Today, let's look at something slightly different. Let me ask you this, if your communication is encrypted, is your privacy protected? It isn't really protected if someone watching the bytes fly by knows to whom you are speaking and when, is it? Remember that routing involves unencrypted headers that contain source and destination information.

Today, we are going to explore anonymous routing, techniques for routing that protect the identity of the sender and the receiver.

What Do We Need?

We a way of sending a message from one machine, to another machine, without anyone in the middle knowing from where it came or to whom it is going. This is almost possible. The first node is going to know where it came from. And, the last node is going to know where it went. But, the nodes in the middle, can be like the random long path from point-A to point-B, as much to generate confusion as to get from one place to another.

If I were taking you for a drive and wanted to keep the location secret from you (think CIA safe house), other than blind-folding you, I'd pick the route in advance. It wouldn't be the shortest or simplest path. It would just be confusing. And, to make sure no one accidentally told you anything, I might you a bunch of different taxis, each one just knowing to get you from Point-A to Point-B, not where you were eventually going, nto where you originally came from, and not necessarily even which was the last stop.

And, every time I took someone to the safe house, I'd use a different route and different drivers, so no one figured anything out, e.g. there's usually anther driver waiting over there, or "last stop".

And, of course, if you happened to be carrying any secrets, I'd want them encrypted and inconspiciously hand-cuffeed to your wrist.

How Do We Acheive This In Software?

First, we need to establish the network of taxi drivers. We need a set of nodes that will do this type of hop-to-hop routing for us, accepting messages and forwarding them as needed.

Then we need a way of expressing our route to those among this network of nodes that we choose to use -- without letting them all see it. To do this, we first pick our nodes, and then negotiate with each of them a key to use to encrpyt the messages for their hop. What they get when they decrypt each is another message. The payload is encrypted, but the header is not and gives them the next hop. the last hop hands off the message, either encrypted such that the destination can decrypt it, or not at all.

So, first we pick some arbitrary routing. Then, we negotiate this set of keys with each hop. Finally, we encrpyt the message so each hop can decrpyt it in turn. Now, we send our messge to the first router, and it flies from there.

What we have created here is essentially a virtual circuit.
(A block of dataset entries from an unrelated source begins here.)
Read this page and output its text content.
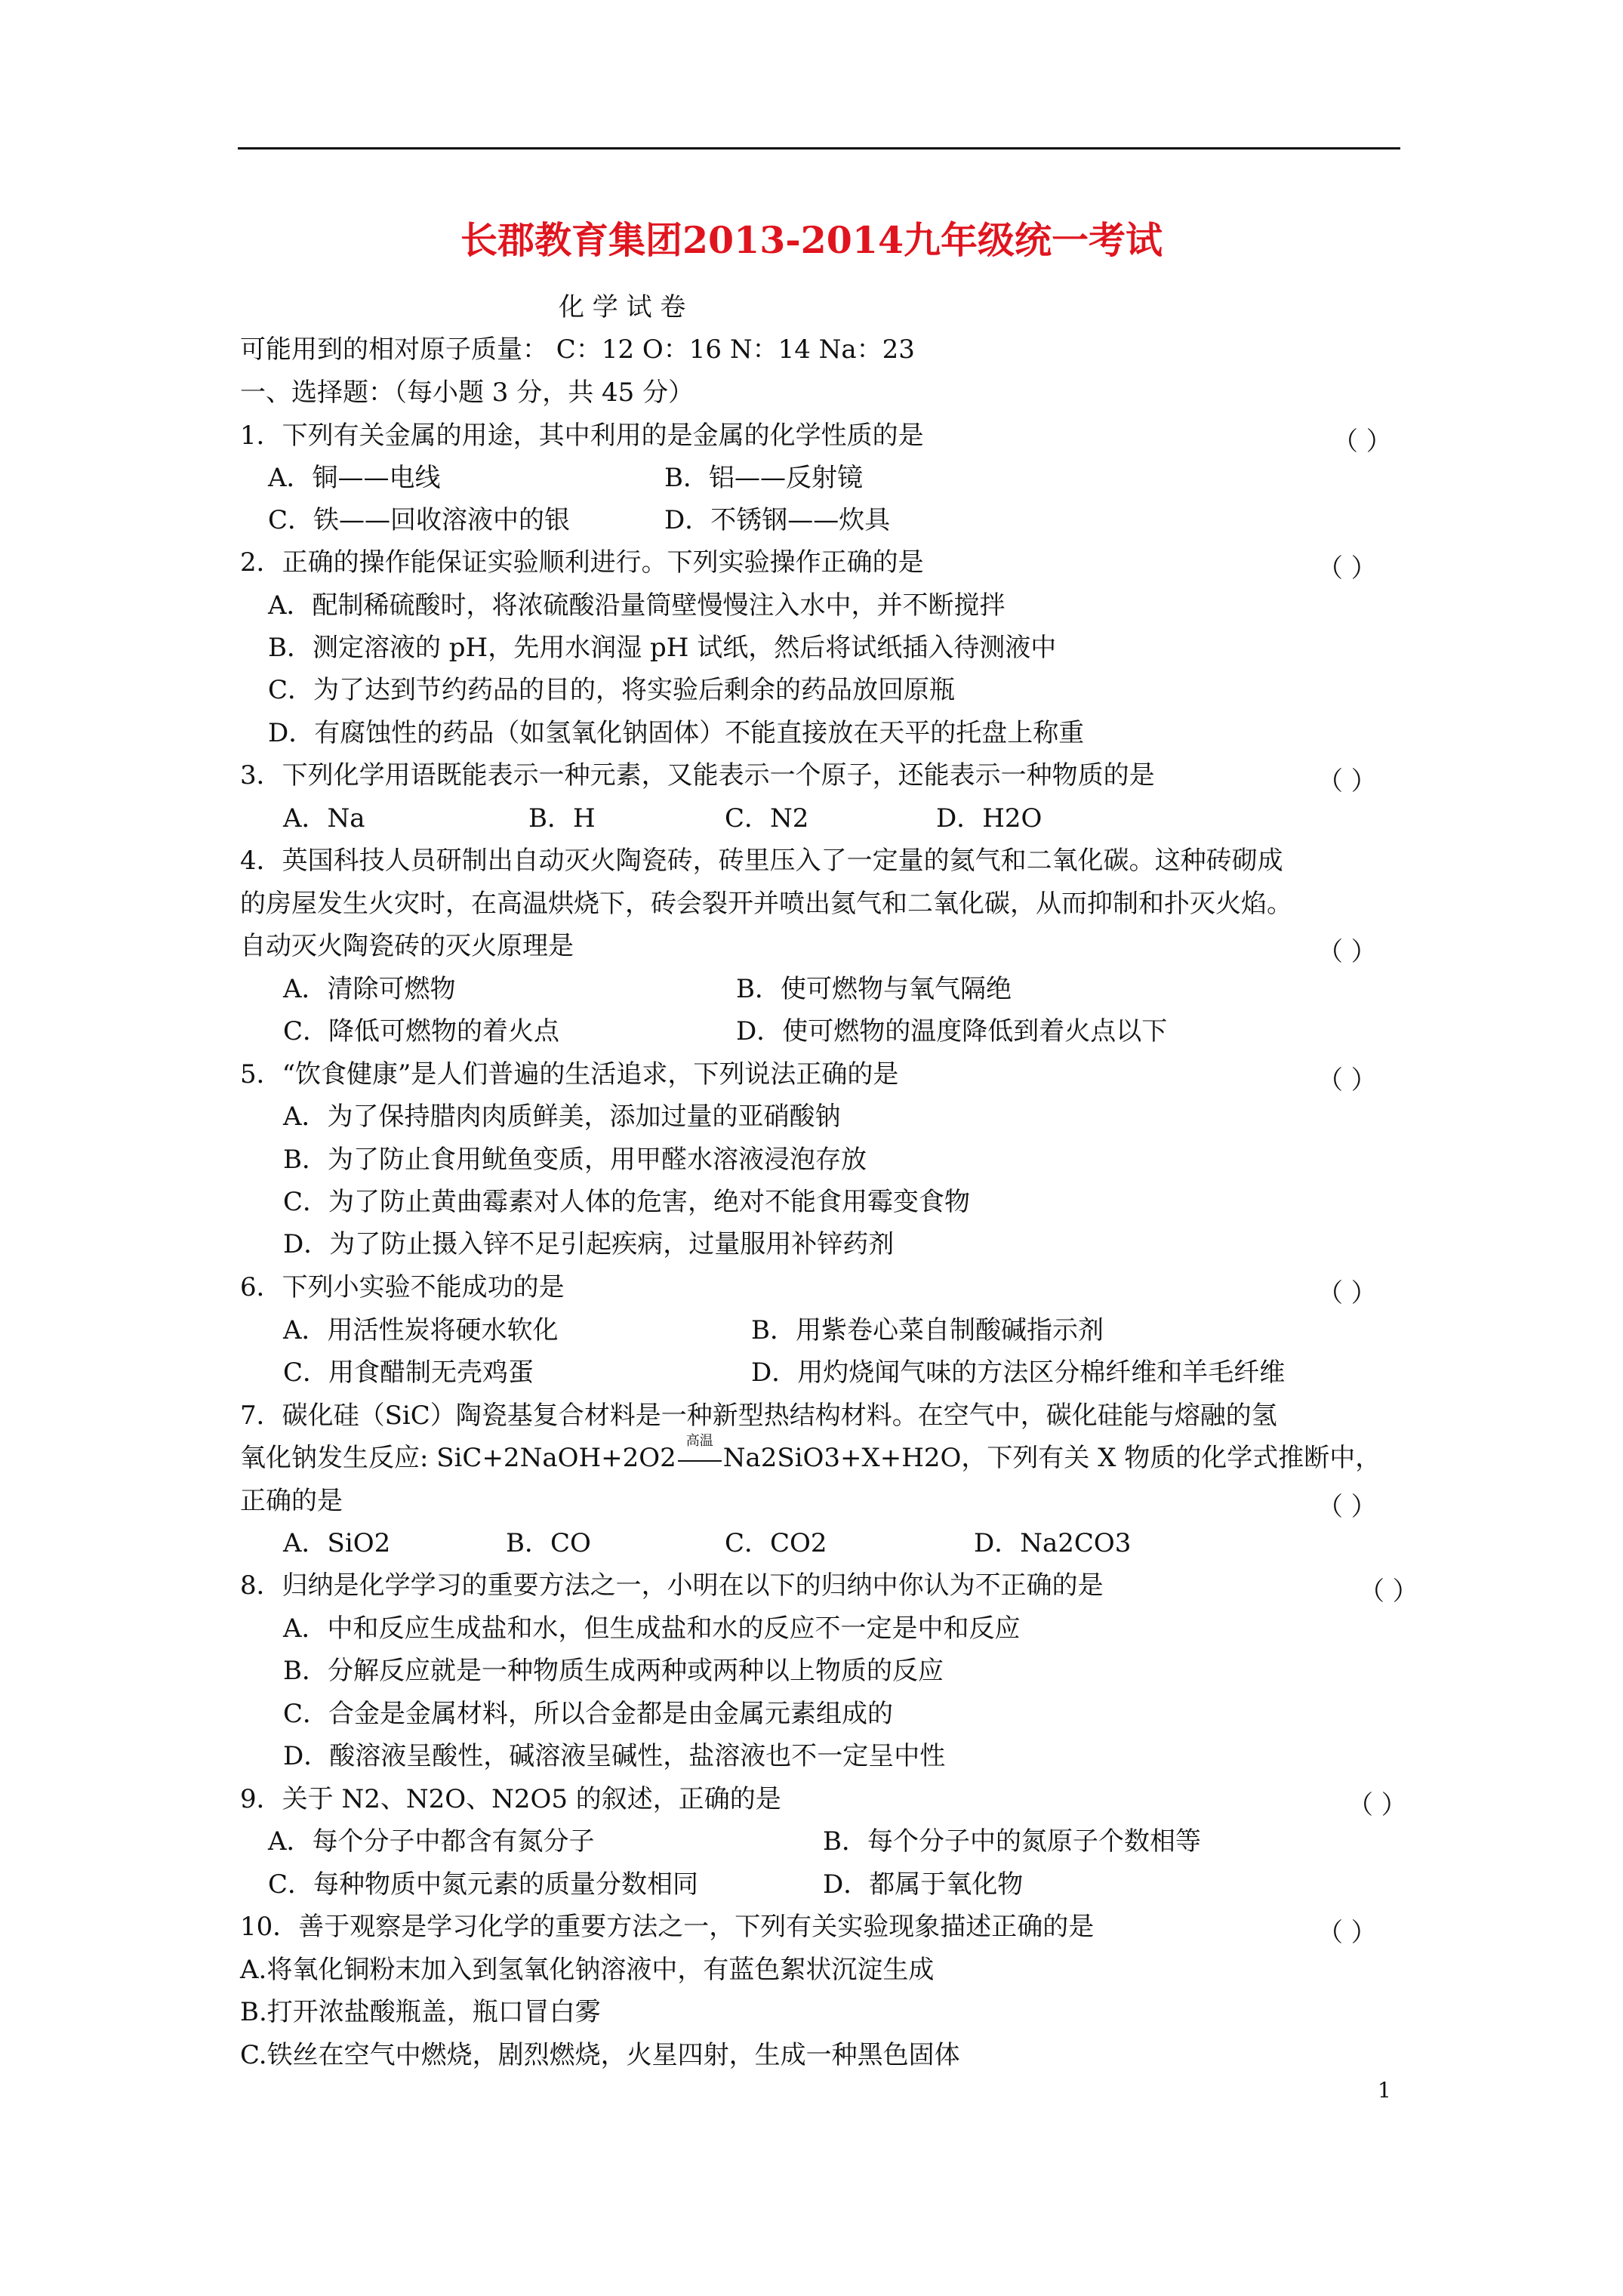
长郡教育集团2013-2014九年级统一考试
化 学 试 卷
可能用到的相对原子质量： C：12 O：16 N：14 Na：23
一、选择题：（每小题 3 分，共 45 分）
1．下列有关金属的用途，其中利用的是金属的化学性质的是	（ ）
A．铜——电线	B．铝——反射镜
C．铁——回收溶液中的银	D．不锈钢——炊具
2．正确的操作能保证实验顺利进行。下列实验操作正确的是	（ ）
A．配制稀硫酸时，将浓硫酸沿量筒壁慢慢注入水中，并不断搅拌
B．测定溶液的 pH，先用水润湿 pH 试纸，然后将试纸插入待测液中
C．为了达到节约药品的目的，将实验后剩余的药品放回原瓶
D．有腐蚀性的药品（如氢氧化钠固体）不能直接放在天平的托盘上称重
3．下列化学用语既能表示一种元素，又能表示一个原子，还能表示一种物质的是	（ ）
A．Na	B．H	C．N2	D．H2O
4．英国科技人员研制出自动灭火陶瓷砖，砖里压入了一定量的氦气和二氧化碳。这种砖砌成
的房屋发生火灾时，在高温烘烧下，砖会裂开并喷出氦气和二氧化碳，从而抑制和扑灭火焰。
自动灭火陶瓷砖的灭火原理是	（ ）
A．清除可燃物	B．使可燃物与氧气隔绝
C．降低可燃物的着火点	D．使可燃物的温度降低到着火点以下
5．“饮食健康”是人们普遍的生活追求，下列说法正确的是	（ ）
A．为了保持腊肉肉质鲜美，添加过量的亚硝酸钠
B．为了防止食用鱿鱼变质，用甲醛水溶液浸泡存放
C．为了防止黄曲霉素对人体的危害，绝对不能食用霉变食物
D．为了防止摄入锌不足引起疾病，过量服用补锌药剂
6．下列小实验不能成功的是	（ ）
A．用活性炭将硬水软化	B．用紫卷心菜自制酸碱指示剂
C．用食醋制无壳鸡蛋	D．用灼烧闻气味的方法区分棉纤维和羊毛纤维
7．碳化硅（SiC）陶瓷基复合材料是一种新型热结构材料。在空气中，碳化硅能与熔融的氢
氧化钠发生反应: SiC+2NaOH+2O2
高温
Na2SiO3+X+H2O，下列有关 X 物质的化学式推断中，
正确的是	（ ）
A．SiO2	B．CO	C．CO2	D．Na2CO3
8．归纳是化学学习的重要方法之一，小明在以下的归纳中你认为不正确的是	（ ）
A．中和反应生成盐和水，但生成盐和水的反应不一定是中和反应
B．分解反应就是一种物质生成两种或两种以上物质的反应
C．合金是金属材料，所以合金都是由金属元素组成的
D．酸溶液呈酸性，碱溶液呈碱性，盐溶液也不一定呈中性
9．关于 N2、N2O、N2O5 的叙述，正确的是	（ ）
A．每个分子中都含有氮分子	B．每个分子中的氮原子个数相等
C．每种物质中氮元素的质量分数相同	D．都属于氧化物
10．善于观察是学习化学的重要方法之一，下列有关实验现象描述正确的是	（ ）
A.将氧化铜粉末加入到氢氧化钠溶液中，有蓝色絮状沉淀生成
B.打开浓盐酸瓶盖，瓶口冒白雾
C.铁丝在空气中燃烧，剧烈燃烧，火星四射，生成一种黑色固体
1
We've set up a path from Point-A to Point-B. But, since we had to negotiate all of these keys, we want to use it for at least a while. So, we send a bunch of messages through before creating an new one. This amortizes the communication cost over time.

But, of course, not too much time. We want to switch routings again fairly soon, so that traffic analysis doesn't show our pattern of traffic through this set of routers.


The system as described above is essentially tor. In addition Tor offers anonymous roundezvous services. In other words, it allows clients and servers to connect anonymously to each other using the anonymous Tor network to generate a virtual meeting place that is not at either system.

Beyond Tor

Tor hides the actual routes. And, it uses virtual circuits for only about 10 minutes, to balance the amortization of the cost with the desire to keep things changing.

But additional levels of protection might be needed against determined adversaries. For example, traffic analysis might show that the source, the destination, and certain linkes are "hot" at certain times. Or, certain timing artifacts might be noticed at one node and observed at another.

To combat this problem, it is possible one can generate a bunch of bogus traffic to dilute the real traffic. One can also bundle messages together somewhat arbitrarily at the various nodes, only unbundling them later to mix the traffic streams. It is also possible to have the various routing nodes introduce random timing artifacts, such as jitter, delay, or reordering.